Di Indonesia, gula merupakan salah satu komoditas penting setelah beras. Pabrik gula juga merupakan salah satu industri strategis di Indonesia karena output pabrik gula dapat memenuhi kebutuhan pangan pokok, bahan baku industri lain, dan menciptakan lapangan kerja. Indonesia memiliki era keemasan industri gula pada tahun 1930-an. Saat itu, ekspor gula berkisar antara 2,4 juta ton hingga 3 juta ton pada periode puncak produksi.
Dari peristiwa masa lalu, pabrik gula sangat penting untuk membangun peradaban suatu daerah, seperti Jawa Timur, Jawa Tengah dan Jawa Barat. Pabrik gula dibangun tidak hanya untuk menunjang perekonomian tetapi juga untuk membangun kehidupan manusia, masyarakat, negara dan bangsa. Sejak zaman Belanda, dari tahun 1830 hingga 1870, tebu merupakan salah satu tanaman prioritas yang paling penting dan produksinya 3 juta ton per tahun. Setelah itu, produksi gula selalu di bawah 3 juta ton hingga saat ini, dan target pemerintah saat ini (konsumsi gula 3,1 juta ton) tidak dapat berhasil dan target produksi gula swasembada tidak dapat dipenuhi hingga saat ini.

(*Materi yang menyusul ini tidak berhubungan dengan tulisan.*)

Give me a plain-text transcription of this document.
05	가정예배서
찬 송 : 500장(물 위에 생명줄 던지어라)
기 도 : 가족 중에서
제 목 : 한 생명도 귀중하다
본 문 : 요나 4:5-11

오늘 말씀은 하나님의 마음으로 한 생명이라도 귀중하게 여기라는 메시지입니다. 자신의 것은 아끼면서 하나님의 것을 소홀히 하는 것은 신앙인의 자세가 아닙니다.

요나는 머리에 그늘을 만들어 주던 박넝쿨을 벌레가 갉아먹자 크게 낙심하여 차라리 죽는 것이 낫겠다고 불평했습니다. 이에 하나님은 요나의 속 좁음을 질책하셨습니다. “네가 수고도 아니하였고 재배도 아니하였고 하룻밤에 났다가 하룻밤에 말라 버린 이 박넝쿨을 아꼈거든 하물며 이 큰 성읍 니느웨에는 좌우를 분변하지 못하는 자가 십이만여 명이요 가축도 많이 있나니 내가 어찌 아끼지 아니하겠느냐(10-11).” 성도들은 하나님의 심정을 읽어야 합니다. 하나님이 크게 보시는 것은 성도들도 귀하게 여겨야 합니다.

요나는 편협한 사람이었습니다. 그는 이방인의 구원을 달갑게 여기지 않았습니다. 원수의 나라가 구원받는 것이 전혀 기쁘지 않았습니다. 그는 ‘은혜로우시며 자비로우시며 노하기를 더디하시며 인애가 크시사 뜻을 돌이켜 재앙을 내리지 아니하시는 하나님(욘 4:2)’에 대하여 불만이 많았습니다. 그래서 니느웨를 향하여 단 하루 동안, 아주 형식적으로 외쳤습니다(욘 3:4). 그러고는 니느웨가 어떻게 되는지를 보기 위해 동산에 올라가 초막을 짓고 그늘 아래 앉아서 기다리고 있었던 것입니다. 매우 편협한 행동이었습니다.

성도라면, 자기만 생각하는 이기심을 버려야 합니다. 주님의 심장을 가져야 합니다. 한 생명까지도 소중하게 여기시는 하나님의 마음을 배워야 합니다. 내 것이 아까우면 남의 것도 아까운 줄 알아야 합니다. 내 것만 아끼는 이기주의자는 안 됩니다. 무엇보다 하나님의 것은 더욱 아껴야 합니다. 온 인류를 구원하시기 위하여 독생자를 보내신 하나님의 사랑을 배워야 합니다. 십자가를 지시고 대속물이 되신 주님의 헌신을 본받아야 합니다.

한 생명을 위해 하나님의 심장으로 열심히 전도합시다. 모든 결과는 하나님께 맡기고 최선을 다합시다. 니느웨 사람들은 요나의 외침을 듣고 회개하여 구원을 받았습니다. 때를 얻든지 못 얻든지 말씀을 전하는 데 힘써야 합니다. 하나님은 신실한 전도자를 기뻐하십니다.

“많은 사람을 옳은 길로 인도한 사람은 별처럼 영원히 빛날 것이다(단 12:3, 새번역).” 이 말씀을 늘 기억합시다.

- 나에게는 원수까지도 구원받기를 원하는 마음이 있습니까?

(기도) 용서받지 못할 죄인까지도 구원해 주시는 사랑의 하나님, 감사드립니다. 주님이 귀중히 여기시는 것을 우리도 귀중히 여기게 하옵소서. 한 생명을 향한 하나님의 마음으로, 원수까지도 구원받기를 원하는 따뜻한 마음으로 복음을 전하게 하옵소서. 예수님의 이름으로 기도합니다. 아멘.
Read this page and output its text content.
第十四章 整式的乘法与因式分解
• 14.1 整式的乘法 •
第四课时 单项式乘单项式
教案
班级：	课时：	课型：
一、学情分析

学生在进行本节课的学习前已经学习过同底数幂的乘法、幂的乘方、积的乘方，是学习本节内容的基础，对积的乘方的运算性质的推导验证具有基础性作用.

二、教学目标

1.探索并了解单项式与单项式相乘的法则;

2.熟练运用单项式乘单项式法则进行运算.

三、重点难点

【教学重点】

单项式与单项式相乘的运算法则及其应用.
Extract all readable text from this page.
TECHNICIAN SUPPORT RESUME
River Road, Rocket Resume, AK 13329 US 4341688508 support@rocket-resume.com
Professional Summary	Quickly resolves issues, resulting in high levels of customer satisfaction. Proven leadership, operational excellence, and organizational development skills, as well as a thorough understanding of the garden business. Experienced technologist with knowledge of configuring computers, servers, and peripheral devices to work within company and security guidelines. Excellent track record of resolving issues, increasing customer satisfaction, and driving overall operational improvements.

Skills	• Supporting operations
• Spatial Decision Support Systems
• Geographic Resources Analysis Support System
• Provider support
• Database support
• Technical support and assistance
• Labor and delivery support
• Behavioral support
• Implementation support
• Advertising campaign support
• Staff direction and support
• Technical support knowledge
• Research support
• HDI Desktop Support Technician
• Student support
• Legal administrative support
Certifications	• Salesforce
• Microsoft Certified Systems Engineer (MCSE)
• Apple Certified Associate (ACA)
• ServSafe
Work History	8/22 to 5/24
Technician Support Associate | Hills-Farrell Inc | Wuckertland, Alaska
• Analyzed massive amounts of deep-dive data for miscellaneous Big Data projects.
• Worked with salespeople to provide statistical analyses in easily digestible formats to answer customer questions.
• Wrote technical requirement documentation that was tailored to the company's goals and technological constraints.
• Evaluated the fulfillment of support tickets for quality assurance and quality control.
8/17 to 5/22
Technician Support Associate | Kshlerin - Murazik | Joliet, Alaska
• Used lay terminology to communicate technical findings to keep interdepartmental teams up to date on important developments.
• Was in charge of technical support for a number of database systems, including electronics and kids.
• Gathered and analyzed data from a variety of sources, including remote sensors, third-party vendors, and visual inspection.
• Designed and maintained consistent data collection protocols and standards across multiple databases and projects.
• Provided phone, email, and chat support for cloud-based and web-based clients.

Data yang digunakan dalam penelitian ini adalah data sekunder dan diambil dari survei industri manufaktur besar dan menengah Badan Pusat Statistik (BPS) periode 2010-2014. Data diambil dari sub industri industri gula Indonesia, kode ISIC nomor 10721. Data panel pengamatan di 73 perusahaan (data cross sectional) dan 5 tahun (deret waktu 2010-2014) digunakan untuk mengevaluasi efisiensi energi. pada model ini dengan menggunakan software Frontier Version 4.1. Semua variabel yang dinyatakan dalam satuan moneter dihitung berdasarkan indeks harga grosir (IHK) yang diterbitkan oleh BPS atas dasar harga konstan tahun 2010. Variabel yang digunakan dalam studi empiris ini adalah output, tenaga kerja, modal, bahan baku dan energi. Variabel output didefinisikan sebagai jumlah nilai output perusahaan pada tahun tertentu. Stok modal dihitung dengan nilai penggantian aset tetap. Nilai aset tetap mengandung tiga jenis aset: tanah dan bangunan, mesin dan barang modal lainnya dan kendaraan. Tenaga kerja dihitung dengan jumlah pekerja, bukan jam kerja karena ketersediaan data. Bahan baku adalah jumlah biaya bahan baku termasuk dalam negeri dan impor. Energi mencakup jumlah semua pengeluaran untuk semua jenis sumber energi yang digunakan dalam proses produksi.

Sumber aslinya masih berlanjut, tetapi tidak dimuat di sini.